For some people, the credits matter less than the crime. Fish was sentenced to 40 years for assaulting a man who threatened her son in 2001. Fish was high on meth and other drugs at the time and, she says, might have “overreacted.” Fortunately, her sentencing judge was, in her words, “kind and merciful” and allowed her to become eligible for parole after serving only one-third (approximately 13 years) of that time. But under Oklahoma sentencing law, Mary Fish must serve at least 85 percent of her 8 1/2 year sentence for another assault, this time a fight with another woman. Inexplicably, the judge’s discretion did not carry over into this last sentence; Fish may have to spend another seven years behind bars.

In prison for more than 15 years, Mary has been sober and has done her best to turn her life around, including taking college courses and attending the prison’s many religious programs, but because of the sentencing law and the violent conviction, none of that may matter.

Given her lengthy history behind bars, Fish has ideas about how to address the state’s explosion in women’s incarceration. Some are different than the ones that Fallin put forth to fellow lawmakers in D.C.

In some of her previous writings, Fish has noted that studies have demonstrated the high cost of continuing to incarcerate aging people, many of whom pose little to no threat to public safety after years behind bars. She wrote, quoting the American Civil Liberties Union, “States can implement mechanisms to determine which aging prisoners pose little safety risk and can be released.” She pointed to the Project for Older Prisoners, started in 1989, in which law students from Washington, D.C.’s George Washington University Law School interview and evaluate prisoners over the age of 55 for risk of recidivism. If the risk is low, then the student helps them prepare a case for a parole hearing and helps locate housing and other re-entry support. The project covered five states—Louisiana, Maryland, Michigan, North Carolina, Virginia—and the District of Columbia. Twelve years later, it had helped approximately 300 aging people who were released from prison without a single instance of recidivism.

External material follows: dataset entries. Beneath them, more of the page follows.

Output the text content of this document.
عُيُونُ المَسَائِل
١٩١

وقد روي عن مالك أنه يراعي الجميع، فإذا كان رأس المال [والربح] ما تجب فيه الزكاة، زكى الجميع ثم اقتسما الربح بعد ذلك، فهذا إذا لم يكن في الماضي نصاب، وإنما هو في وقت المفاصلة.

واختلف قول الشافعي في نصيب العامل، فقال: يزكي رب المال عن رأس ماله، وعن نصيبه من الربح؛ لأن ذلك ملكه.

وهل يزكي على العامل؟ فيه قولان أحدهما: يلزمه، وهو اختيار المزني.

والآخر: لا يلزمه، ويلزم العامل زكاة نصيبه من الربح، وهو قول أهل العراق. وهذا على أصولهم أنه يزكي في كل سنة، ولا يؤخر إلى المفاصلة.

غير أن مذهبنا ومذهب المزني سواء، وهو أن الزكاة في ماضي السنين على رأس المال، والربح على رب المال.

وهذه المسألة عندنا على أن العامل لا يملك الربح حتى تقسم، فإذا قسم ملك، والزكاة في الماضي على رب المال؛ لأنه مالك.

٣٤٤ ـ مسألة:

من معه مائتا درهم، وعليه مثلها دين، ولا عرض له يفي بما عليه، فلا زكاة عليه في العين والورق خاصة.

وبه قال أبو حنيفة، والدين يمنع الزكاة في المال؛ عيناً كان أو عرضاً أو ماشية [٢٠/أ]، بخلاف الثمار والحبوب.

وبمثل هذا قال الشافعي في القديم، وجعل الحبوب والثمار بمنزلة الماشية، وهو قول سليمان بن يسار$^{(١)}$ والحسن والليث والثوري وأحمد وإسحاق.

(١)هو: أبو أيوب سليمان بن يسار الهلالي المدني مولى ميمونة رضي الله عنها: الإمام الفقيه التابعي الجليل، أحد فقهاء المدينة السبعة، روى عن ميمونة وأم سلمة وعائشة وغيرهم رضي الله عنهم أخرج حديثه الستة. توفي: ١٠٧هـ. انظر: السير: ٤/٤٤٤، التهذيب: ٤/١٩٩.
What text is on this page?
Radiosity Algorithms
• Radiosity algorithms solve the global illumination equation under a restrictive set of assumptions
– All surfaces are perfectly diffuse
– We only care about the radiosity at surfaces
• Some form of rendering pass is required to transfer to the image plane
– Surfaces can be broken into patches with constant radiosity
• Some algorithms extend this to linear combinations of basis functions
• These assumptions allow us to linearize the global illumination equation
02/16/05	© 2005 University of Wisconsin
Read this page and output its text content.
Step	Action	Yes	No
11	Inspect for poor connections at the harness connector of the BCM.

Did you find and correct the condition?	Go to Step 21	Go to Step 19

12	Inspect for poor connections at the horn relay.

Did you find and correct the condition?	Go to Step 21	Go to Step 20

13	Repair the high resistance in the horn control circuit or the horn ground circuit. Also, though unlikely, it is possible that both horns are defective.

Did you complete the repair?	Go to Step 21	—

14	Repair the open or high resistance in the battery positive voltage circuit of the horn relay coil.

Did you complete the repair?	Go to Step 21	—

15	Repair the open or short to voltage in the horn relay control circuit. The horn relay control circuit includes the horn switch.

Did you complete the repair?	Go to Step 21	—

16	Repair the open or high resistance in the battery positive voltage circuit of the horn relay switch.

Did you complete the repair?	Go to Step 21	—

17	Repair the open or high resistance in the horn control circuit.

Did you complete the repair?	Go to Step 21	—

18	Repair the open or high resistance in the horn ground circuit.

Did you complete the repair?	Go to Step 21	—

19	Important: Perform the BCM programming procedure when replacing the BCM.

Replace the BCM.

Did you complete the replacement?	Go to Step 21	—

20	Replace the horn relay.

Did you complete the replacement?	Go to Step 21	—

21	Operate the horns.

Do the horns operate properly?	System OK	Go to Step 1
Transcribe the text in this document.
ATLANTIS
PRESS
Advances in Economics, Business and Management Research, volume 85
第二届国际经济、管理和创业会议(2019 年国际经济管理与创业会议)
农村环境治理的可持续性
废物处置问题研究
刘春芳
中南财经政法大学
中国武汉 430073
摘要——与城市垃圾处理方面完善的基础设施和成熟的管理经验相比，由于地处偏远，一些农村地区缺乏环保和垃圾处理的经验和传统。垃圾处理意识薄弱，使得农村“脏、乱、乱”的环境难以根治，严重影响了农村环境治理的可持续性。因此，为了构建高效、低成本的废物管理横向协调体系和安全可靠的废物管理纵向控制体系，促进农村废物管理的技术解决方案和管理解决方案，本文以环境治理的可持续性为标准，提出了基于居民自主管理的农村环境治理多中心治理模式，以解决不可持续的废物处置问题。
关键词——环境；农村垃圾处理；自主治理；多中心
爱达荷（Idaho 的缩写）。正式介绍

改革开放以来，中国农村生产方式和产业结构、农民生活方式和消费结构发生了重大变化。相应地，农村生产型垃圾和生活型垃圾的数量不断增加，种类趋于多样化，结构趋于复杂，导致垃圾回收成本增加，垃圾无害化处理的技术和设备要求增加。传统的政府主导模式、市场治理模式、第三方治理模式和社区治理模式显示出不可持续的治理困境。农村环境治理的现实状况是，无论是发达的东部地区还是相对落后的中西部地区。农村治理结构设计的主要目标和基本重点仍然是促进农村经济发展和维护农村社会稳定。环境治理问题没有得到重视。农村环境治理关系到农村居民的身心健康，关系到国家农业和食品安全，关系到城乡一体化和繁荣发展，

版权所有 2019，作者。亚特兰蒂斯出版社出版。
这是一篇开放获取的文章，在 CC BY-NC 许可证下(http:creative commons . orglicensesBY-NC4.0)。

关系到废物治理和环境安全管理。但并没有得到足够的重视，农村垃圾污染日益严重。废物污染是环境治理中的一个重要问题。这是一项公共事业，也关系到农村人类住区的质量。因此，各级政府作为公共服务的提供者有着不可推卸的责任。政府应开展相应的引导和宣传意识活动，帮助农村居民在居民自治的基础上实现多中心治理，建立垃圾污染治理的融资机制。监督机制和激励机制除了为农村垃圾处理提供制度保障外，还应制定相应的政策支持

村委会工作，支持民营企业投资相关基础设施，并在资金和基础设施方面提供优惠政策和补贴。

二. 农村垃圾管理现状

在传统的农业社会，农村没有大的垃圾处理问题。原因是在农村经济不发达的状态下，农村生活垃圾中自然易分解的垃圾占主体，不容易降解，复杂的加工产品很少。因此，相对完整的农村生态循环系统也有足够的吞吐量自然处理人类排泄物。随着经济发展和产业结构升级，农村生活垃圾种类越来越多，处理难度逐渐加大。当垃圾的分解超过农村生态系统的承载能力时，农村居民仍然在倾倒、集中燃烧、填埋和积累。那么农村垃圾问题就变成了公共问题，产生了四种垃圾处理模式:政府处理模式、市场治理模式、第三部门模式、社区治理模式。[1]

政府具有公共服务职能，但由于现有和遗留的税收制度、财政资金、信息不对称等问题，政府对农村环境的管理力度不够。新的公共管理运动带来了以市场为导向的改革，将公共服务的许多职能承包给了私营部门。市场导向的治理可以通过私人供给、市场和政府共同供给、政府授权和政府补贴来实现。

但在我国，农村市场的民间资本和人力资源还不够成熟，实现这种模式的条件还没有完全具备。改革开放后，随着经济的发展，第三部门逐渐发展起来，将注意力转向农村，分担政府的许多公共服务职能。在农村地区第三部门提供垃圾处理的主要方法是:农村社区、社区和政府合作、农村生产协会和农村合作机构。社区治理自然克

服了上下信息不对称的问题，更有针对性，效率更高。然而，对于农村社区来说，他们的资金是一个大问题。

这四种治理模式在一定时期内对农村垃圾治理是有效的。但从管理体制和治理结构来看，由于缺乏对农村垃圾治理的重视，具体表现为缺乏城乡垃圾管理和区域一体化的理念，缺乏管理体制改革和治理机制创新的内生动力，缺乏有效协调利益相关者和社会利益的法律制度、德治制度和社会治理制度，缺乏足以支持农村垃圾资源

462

Oklahoma has no such program to help people inside. And Mary Fish, and others like her, won’t find any sympathy from Mary Fallin. “We know that violent criminals who present a danger to society deserve to be in prison,” Fallin said in a video produced by the Justice Action Network, a co-organizer of the forum. “We aren’t looking for shortcuts to put them back on the street, and we certainly don’t want to return them back to the communities unsupervised.”

In person, Fallin reiterated that point before the many lawmakers, advocates, and formerly incarcerated women at #WomenUnshackled: “By assuring that expensive prison beds are used for those who are actually dangerous to keep locked up to protect ourselves and our individual families.” Fallin has the ultimate power to enforce this; as governor, she must approve parole for anyone convicted of a violent offense. In Oklahoma, that’s nearly half (or 48 percent) of the total prison population, including Fish.

Writing from her new bed in the day room-turned-dormitory, Fish noted, “The population is not getting smaller, not by what I can tell.”